While lime (calcium hydroxide) is traditionally utilized as a neutralizer, there is an interesting case for the use of magnesium hydroxide due to the potential for much lower sludge volume.
Magnesium Metal
Magnesium is the lightest structural metal which is why it's the material of choice for many applications where ultra-portability and reduced weight are desired. Automotive light-weighting represents one of the largest demand segments, contributing to increased fuel economy and EV range. However, the production of this metal requires enormous amounts of energy and can sometimes lead to severe environmental impacts.
A new process methodology is currently under development to halve the energy intensity, reduce processing complexity, and eliminate the release of toxic compounds into the local environment.
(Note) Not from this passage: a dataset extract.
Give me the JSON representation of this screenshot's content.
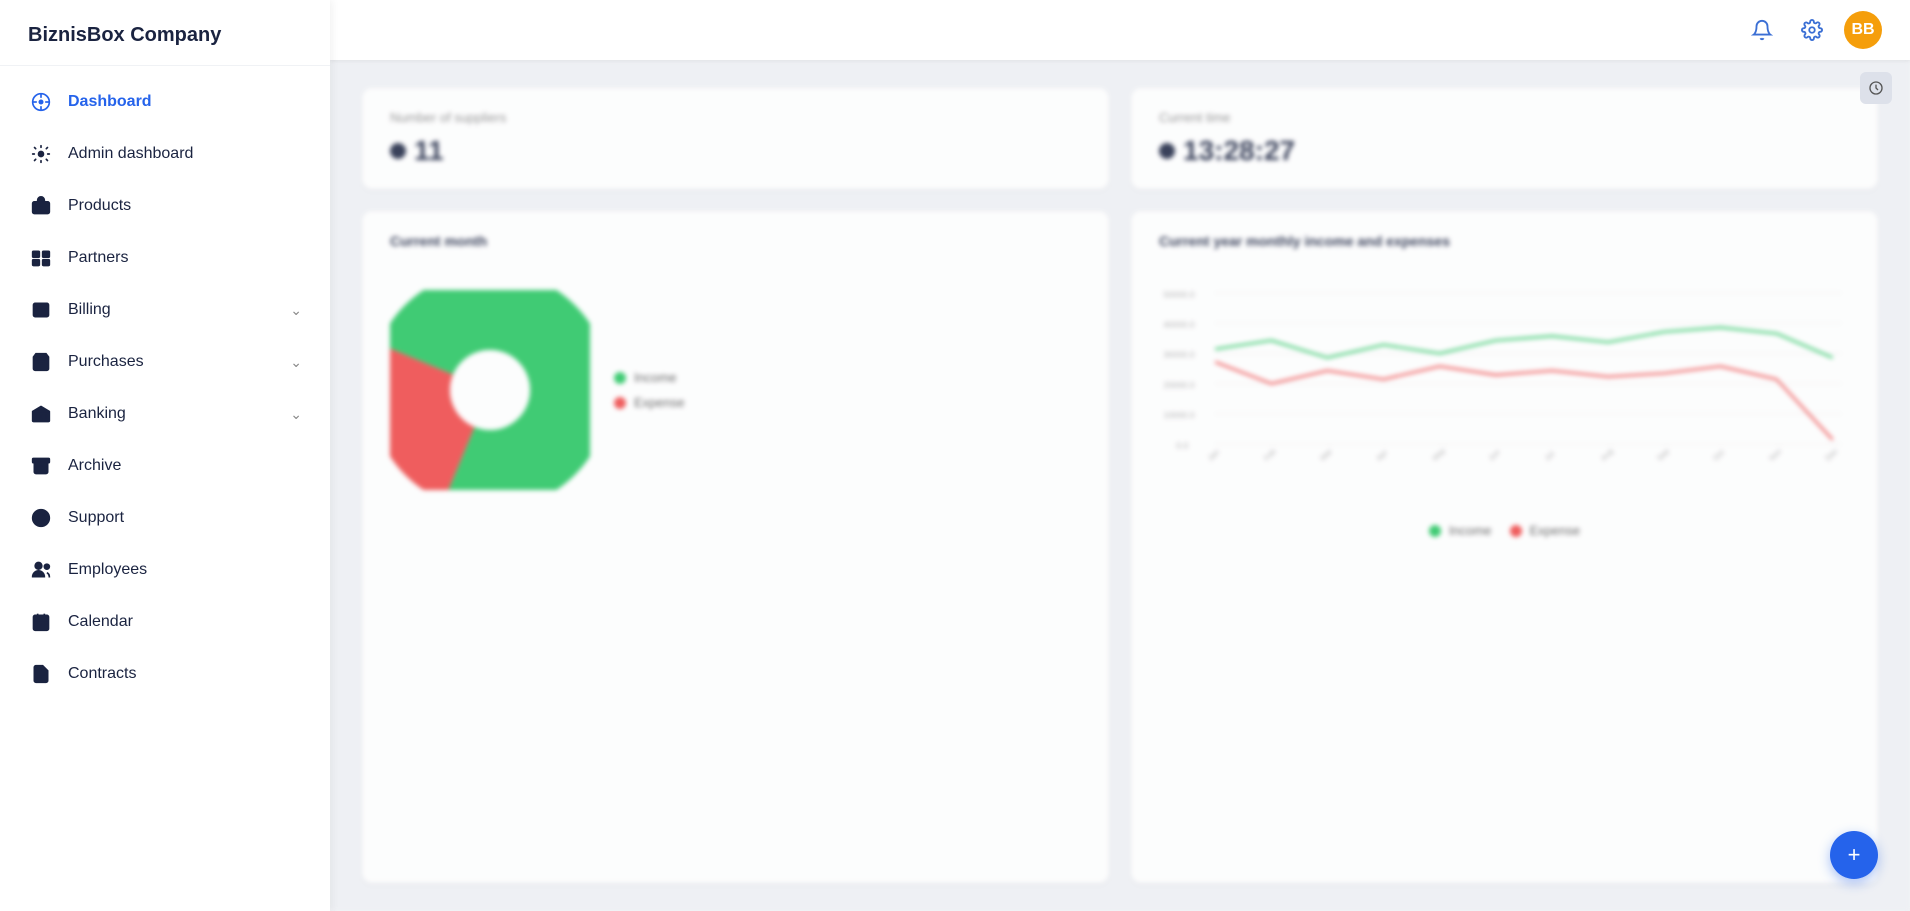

This novel smelting technique exploits carbothermic chemistry for the economical and clean production of magnesium metal from oxide-based ores.
Nuclear Waste Disposal
Currently, the best system we have for safely isolating nuclear waste is to bury it in deep underground salt formations and allow the natural settling of the surrounding geology to seal off the waste compartments. There exists, however, the possibility that highly acidic brine water could make its way into contact with the waste. If unmitigated, this scenario could result in radioactive material being dissolved and mobilized into the surrounding water table.
To defend against the possibility of acid intrusion, magnesium hydroxide (or magnesium oxide) is placed around the waste material, forming an ‘engineered barrier’.